In my opinion, enamel shades are not entirely necessary on posterior restorations. The Venus Diamond opaque dentine shade A3 was applied. I began by placing a layer of composite at the base of the cavity, and then built up the tooth, cusp by cusp.
The mesial wall of the UL6 was built up and the overhang removed, followed by the distal wall of the UL5, avoiding overhangs. A good interproximal embrasure shape was achieved, with a contact point sufficiently wide to prevent food from packing in the area. Care was taken with application of the composite for build-up of the marginal ridges, as these should never be too thick.
The wedge was left in situ throughout the procedure, as removal could cause bleeding under the rubber dam and lead to contamination of the site.
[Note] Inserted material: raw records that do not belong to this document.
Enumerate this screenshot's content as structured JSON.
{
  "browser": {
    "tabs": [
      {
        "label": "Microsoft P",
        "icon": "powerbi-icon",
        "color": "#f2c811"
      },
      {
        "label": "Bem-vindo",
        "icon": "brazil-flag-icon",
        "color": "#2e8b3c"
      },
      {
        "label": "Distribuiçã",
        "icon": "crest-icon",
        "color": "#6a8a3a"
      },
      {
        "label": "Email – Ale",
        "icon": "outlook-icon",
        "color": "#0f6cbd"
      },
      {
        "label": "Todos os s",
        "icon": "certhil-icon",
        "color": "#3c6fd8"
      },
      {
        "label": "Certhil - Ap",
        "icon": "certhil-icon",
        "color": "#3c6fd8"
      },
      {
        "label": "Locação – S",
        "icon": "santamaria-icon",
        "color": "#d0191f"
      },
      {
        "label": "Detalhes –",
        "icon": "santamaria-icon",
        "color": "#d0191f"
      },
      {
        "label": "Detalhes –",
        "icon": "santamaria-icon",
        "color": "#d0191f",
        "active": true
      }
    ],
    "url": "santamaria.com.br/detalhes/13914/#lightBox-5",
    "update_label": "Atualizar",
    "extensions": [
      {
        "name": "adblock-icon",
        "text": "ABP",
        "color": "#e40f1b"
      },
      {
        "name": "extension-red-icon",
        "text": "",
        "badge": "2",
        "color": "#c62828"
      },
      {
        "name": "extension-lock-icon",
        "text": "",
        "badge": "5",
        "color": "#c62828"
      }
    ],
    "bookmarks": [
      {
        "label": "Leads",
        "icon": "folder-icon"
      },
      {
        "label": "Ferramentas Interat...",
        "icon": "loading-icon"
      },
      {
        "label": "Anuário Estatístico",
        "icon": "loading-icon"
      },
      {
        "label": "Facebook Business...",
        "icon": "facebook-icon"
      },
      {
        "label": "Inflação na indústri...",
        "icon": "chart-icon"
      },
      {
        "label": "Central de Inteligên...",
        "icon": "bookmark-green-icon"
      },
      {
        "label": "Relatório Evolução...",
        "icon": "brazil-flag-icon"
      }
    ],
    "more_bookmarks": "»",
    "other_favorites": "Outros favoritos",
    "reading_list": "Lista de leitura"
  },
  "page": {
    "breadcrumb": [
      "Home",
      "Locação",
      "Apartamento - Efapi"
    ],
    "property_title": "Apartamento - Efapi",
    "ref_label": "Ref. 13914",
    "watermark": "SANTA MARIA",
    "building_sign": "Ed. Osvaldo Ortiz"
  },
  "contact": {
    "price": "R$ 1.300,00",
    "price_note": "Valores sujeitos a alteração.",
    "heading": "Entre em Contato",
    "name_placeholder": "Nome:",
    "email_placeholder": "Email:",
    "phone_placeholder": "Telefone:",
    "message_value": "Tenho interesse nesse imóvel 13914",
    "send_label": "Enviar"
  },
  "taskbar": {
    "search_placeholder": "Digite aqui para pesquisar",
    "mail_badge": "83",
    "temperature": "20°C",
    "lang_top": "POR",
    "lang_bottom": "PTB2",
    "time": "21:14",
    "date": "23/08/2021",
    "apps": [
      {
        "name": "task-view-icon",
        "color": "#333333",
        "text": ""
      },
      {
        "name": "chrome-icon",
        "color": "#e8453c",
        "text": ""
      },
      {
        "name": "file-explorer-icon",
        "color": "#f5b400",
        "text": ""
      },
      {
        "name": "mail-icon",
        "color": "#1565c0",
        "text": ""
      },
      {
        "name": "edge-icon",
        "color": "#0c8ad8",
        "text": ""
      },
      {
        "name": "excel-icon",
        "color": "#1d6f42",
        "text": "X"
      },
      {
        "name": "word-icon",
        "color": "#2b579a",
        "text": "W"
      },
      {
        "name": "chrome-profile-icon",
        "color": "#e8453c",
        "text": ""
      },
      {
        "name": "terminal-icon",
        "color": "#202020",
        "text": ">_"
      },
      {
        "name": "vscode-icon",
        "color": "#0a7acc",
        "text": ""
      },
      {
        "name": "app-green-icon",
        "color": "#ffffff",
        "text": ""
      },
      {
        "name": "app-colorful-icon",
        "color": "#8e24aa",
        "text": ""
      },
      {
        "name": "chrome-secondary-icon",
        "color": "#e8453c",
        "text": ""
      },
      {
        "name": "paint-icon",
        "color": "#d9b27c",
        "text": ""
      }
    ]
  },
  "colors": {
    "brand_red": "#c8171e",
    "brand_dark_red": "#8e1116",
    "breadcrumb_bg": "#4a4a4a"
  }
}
The mesiobuccal, distobuccal and distopalatal cusps of the UL6 were built up. The oblique ridge of the UL6 was also restored. The palatal fissure was used as a guide to help place and carve composite into the right area.
The UL5 cavity base was also built up and marked in order to guide restoration of the cusps (Figure 11).
Recreation of natural look
Once restoration of the UL6 was completed, the UL5 cusps were built up incrementally.
The final effect was created with a touch of colour using Kulzer Venus Color in choco, white, amber and blue shades. I find that these stains stand the test of time, ageing appropriately with the natural dentition (Figure 12).
With the Venus Color shades applied, the final light-cure was carried out through glycerine gel to prevent the oxygen inhibition layer (Figure 13). The wedge was removed and the restorations were carefully examined for any irregularities, or superfluous or excess composite, after which the rubber dam was removed.
Occlusion was checked in the maximum intercuspation position as well as in protrusive and excursive movements (Figure 14). Heavy contacts were noted on the mesiobuccal cusp incline and on the distobuccal cusp tip. Otherwise good contacts had been achieved throughout the sextant. The heavy contacts were all modified with diamond finishing burs.
Functional and aesthetic outcome
The patient returned two weeks later to have restorations placed on the right side of his mouth. He reported no postoperative symptoms, such as sensitivity or food packing.
Reflecting on the case, the oblique ridge and distobuccal cusp interface may have been slightly improved. Care needs to be taken to avoid overbuilding this section on a first permanent molar. Heavy adjustment can result in loss of the anatomy intended to be created.
However, this gentleman was very appreciative of the attention paid to creation of the restorations, which have delivered function and anatomical aesthetics. He was also impressed with the level of detail that was explained to him about his treatment. The patient has since been motivated to look after the rest of his mouth and his general oral hygiene has dramatically improved.